Tra il 1749 e il 1754 anche Niccolò Iommelli (1714-1774), allievo del già citato Nicola Fago al conservatorio dei Turchini e più famoso oggi come operista riformatore, fu il co-direttore con l’anziano Pietro Paolo Bencini della stessa Cappella Giulia durante i suoi anni romani. Agli inizi degli anni Quaranta aveva praticato molta musica liturgica per il coro femminile degli Incurabili di Venezia, composizioni riadattate successivamente per coro misto, e al 1752 risale il graduale Locus iste a 5 voci e bc in Do maggiore. Secondo canto del proprium missae, solitamente il graduale in una Messa polifonica si esegue monodicamente tra la cantillazione della prima e della seconda lettura; ma l’occasione per cui il musicista aversano dovette comporre il suo Locus iste fu sicuramente una celebrazione speciale, probabilmente «in anniversario dedicationis ecclesia», con un uno stile molto melismatico di difficile esecuzione secondo l’evoluzione del canto del graduale cattolico distaccandosi totalmente dall’originaria salmodia responsoriale ebraica praticata nelle sinagoghe per coinvolgere nel canto l’assemblea dei fedeli e non solo i cantori professionisti.

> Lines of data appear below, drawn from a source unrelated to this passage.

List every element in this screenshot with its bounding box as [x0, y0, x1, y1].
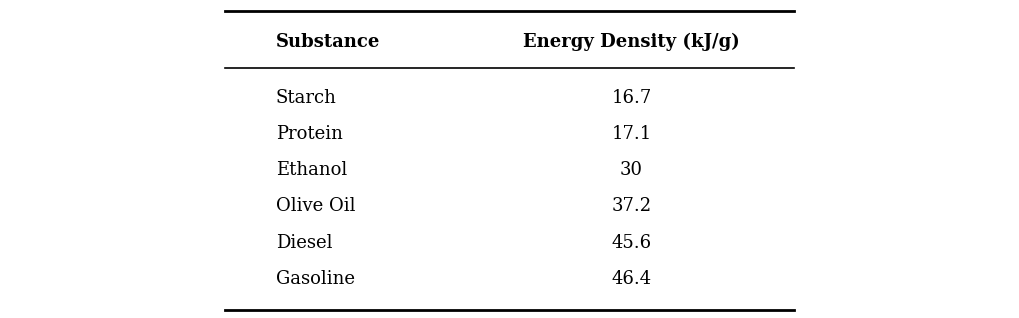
Text: 46.4: 46.4: [611, 270, 651, 288]
Text: Substance: Substance: [276, 33, 380, 52]
Text: 16.7: 16.7: [611, 88, 651, 107]
Text: Ethanol: Ethanol: [276, 161, 347, 179]
Text: Energy Density (kJ/g): Energy Density (kJ/g): [523, 33, 740, 52]
Text: 45.6: 45.6: [611, 233, 651, 252]
Text: Gasoline: Gasoline: [276, 270, 355, 288]
Text: Protein: Protein: [276, 125, 342, 143]
Text: Diesel: Diesel: [276, 233, 332, 252]
Text: 30: 30: [620, 161, 643, 179]
Text: Olive Oil: Olive Oil: [276, 197, 356, 215]
Text: 37.2: 37.2: [611, 197, 651, 215]
Text: 17.1: 17.1: [611, 125, 651, 143]
Text: Starch: Starch: [276, 88, 336, 107]
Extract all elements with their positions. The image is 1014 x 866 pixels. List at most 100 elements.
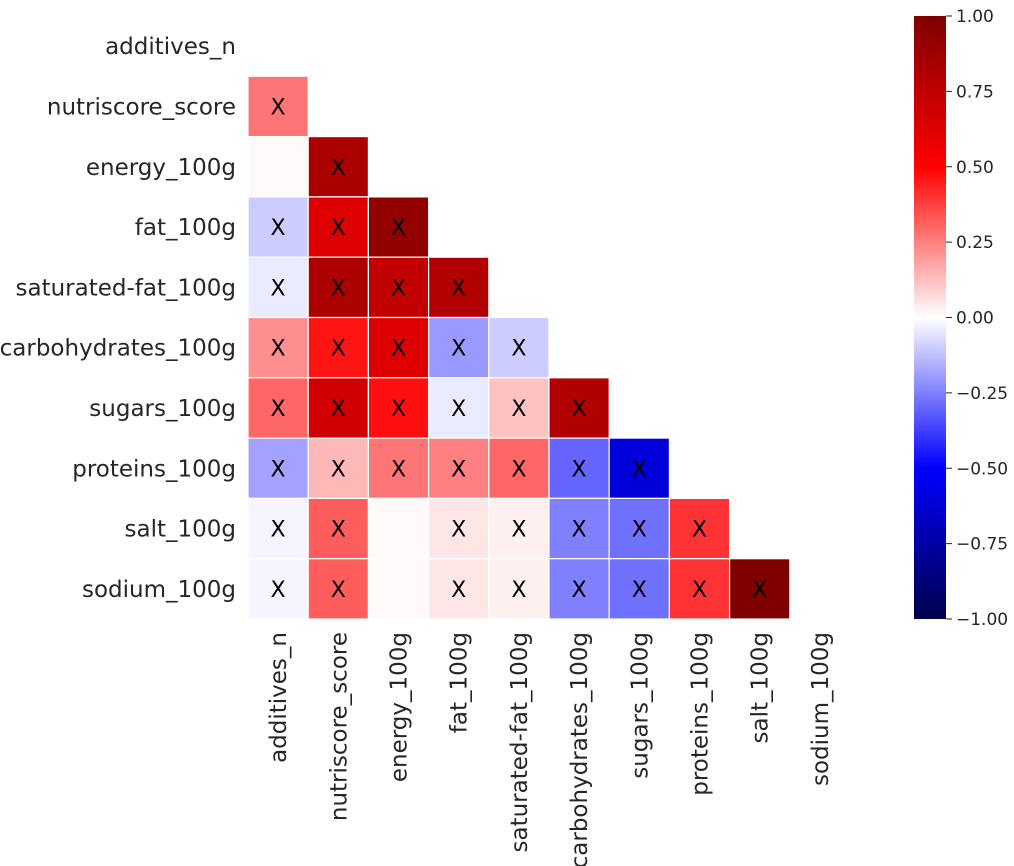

Vere e proprie scene presepiali destinate per lo più ai “figlioli” dei conservatorii di musica sono, infine, le cantate sacre del già ricordato Cristoforo Caresana; spettacoli da realizzare in occasione del Natale, principale festività dell’anno liturgico cristiano in una città dove la teatralità era endemica anche nel ‘sacro’. Una delle più famose di queste cantate-oratorio senza historicus (il Testo), tra le decine conservate manoscritte nel più ricco fondo musicale di musica liturgica e sacra esistente a Napoli, ancora quello dei Girolamini, è La Tarantella a 5 voci con violini “per la nascita del Verbo” datata 1673. Questa “pastorale” di breve durata i cui personaggi sono solo i pastori e gli angeli con la minima presenza di scene in stile recitativo, ha una fluidità complessiva necessaria a destare i pastori dallo stato di torpore in cui versano, pronti per suonare e ballare davanti al divino neonato (il “Verbo”) non la tradizionale pastorale con zampogne e ciaramelle, bensì una più vitale e stimolante tarantella utilizzando nell’esecuzione proposta da Totaro le sole voci del coro “Mysterium Vocis” e l’organo come pulsante basso continuo.